Freitag, 4. August 2006 – Gmünder Tagespost

Faszinierender Tanz auf Klangplatten

Nach einer atemberaubenden Performance bilden sich Menschentrauben um das vierhundert Kilogramm schwere Bodenxylophon und entlocken der Xala klopfend Töne. Die Zuhörer gehen mit einem absolut neuartigen Instrument auf Tuchfühlung. Ania Losingers Traum, dass Bewegung und Klang verschmelzen, gleichberechtigt Ausdruck ihres Tanzes sind, wurde Wirklichkeit. 360 Zuschauer liessen sich in der Johanniskirche von Ihrer “Tanzmusik” mitreissen.

…Der Percussionist Matthias Eser hebt am Marimbaphon an. Einem leisen Tröpfeln gleich, entlockt er dem Instrument Klangbilder, die Losinger zunächst lautlos tanzend aufgreift, bis auch sie in den Rhythmus einstimmt, der sich immer mehr ausdifferenziert: Mit Flamencoschuhen und zwei menschenhohen Stöcken zaubern ihre Bewegungen ein polyrhythmisches Klanggebilde, das aus bis zu vier Melodielinien besteht.
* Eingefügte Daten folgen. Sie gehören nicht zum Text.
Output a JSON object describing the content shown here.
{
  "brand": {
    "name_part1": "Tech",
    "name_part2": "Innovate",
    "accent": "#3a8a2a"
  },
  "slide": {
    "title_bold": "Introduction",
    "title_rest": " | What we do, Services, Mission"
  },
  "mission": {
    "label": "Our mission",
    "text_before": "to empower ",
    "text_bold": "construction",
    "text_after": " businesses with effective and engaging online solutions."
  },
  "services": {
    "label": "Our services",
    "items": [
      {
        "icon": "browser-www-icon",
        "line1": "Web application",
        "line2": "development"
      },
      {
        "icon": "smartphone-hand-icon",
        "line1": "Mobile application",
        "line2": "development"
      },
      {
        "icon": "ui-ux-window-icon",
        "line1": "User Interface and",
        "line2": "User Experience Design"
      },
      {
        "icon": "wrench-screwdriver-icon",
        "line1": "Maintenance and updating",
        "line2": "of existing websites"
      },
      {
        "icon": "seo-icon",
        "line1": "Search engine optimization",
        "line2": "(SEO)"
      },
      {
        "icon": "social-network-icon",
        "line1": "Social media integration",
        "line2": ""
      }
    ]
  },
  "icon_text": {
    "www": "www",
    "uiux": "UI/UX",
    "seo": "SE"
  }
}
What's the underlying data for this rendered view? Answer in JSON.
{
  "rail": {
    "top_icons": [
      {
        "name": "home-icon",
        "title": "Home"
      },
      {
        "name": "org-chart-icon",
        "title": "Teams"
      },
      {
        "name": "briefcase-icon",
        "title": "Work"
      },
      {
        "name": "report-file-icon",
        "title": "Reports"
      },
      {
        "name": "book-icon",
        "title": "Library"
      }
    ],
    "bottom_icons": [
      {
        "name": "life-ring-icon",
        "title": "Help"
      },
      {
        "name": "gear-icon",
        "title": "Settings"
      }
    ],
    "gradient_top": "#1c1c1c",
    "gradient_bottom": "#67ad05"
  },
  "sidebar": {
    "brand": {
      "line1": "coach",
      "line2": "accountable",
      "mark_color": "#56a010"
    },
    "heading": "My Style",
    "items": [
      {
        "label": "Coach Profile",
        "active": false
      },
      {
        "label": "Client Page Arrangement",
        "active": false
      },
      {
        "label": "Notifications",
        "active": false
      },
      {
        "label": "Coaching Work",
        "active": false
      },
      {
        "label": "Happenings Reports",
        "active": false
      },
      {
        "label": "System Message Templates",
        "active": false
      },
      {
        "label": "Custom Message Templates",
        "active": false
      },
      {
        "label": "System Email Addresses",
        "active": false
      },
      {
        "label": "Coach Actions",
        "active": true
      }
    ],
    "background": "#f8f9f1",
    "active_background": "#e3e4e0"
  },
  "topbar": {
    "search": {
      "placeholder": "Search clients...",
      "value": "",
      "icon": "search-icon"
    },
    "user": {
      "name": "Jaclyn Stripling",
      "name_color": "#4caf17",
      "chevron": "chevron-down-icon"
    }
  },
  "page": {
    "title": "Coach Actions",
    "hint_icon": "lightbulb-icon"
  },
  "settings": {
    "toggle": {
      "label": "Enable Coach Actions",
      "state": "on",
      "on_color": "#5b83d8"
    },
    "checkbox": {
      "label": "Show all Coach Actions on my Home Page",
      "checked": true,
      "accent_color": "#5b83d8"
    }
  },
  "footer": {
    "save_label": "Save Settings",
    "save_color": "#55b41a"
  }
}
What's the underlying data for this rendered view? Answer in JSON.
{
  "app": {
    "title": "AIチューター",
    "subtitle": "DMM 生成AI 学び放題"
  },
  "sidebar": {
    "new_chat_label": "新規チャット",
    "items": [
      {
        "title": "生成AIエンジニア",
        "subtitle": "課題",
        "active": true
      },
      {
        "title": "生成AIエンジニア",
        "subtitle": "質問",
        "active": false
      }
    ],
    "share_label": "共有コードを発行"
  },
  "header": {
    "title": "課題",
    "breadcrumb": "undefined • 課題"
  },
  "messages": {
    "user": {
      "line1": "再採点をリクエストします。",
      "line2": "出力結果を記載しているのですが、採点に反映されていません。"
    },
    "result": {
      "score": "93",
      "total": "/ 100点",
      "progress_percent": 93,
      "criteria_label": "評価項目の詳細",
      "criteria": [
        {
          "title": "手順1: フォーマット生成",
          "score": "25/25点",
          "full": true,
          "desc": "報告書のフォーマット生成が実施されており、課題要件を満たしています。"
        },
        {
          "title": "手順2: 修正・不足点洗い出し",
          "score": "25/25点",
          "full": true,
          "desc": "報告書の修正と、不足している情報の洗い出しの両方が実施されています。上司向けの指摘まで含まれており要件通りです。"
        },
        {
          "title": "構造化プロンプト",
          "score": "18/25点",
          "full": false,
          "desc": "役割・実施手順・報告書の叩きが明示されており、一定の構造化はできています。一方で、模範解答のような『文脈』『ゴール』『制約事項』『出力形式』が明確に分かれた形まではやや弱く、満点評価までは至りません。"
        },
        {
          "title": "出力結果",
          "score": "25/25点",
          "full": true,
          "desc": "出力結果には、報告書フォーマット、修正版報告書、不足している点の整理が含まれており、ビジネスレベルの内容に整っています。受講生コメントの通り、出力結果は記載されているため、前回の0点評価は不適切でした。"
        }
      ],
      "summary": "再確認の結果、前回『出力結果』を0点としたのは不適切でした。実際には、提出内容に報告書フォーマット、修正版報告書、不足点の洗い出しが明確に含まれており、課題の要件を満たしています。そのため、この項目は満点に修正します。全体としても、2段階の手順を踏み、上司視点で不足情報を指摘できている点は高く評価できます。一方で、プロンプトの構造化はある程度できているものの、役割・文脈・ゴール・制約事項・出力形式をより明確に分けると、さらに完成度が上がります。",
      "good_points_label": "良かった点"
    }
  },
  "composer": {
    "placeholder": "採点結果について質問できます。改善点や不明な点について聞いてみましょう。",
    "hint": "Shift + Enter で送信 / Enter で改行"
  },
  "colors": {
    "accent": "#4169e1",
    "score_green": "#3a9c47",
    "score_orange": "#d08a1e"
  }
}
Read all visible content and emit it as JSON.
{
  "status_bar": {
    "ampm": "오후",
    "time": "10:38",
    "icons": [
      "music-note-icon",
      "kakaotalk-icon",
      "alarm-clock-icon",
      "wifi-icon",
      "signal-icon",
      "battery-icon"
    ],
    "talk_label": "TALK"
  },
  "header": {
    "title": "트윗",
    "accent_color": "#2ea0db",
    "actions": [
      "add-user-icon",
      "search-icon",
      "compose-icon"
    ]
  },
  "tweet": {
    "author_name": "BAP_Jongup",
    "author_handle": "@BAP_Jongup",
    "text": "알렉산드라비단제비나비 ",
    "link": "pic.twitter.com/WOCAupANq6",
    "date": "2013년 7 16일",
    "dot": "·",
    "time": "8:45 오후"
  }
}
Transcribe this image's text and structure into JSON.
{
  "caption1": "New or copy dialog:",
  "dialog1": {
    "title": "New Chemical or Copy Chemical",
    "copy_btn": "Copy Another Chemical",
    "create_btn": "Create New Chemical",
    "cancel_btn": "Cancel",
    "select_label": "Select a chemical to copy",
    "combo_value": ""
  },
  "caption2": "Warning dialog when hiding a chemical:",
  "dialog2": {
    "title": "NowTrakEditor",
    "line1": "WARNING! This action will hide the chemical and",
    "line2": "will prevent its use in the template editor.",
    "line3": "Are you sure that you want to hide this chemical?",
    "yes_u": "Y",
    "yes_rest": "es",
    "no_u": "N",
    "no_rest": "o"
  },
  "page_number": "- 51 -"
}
Tanz und Klang werden zu ebenbürtigen Mitteilungen ihres Körpers, der ganzheitlich gefordert ist, um dieses gigantische Instrument zu beherrschen. Aus ihrem Gesicht spricht vollste Konzentration, ihr Körper ist bis in die letze Sehne angespannt. Dennoch dreht sich die Künstlerin nicht um sich selbst – sie befindet sich in einer steten Wechselrede mit Eser. Xala und Percussions – neben Marimba verschiedene Becken, Gongs, Tamtams und weiteres Schlagwerk – korrespondieren kongenial: Das eine nimmt die Impulse des anderen auf, wiederholt sie und wandelt sie ab, entwickelt sie weiter.

Eine Musik entsteht leibhaftig vor den Augen des Publikums, die ganz ursprünglich anspricht. Harmonik lässt sich zwar unschwer erkennen, doch wirkt die Komposition basaler. Inspiriert von den Fünf Wandlungsphasen der chinesischen Naturphilosophie, Erde, Metall, Wasser, Holz und Feuer, evozieren Losinger und Eser in den fünf Teilen des Programms die zu den fünf Elementen gehörenden Attribute, Stimmungen und Naturzustände.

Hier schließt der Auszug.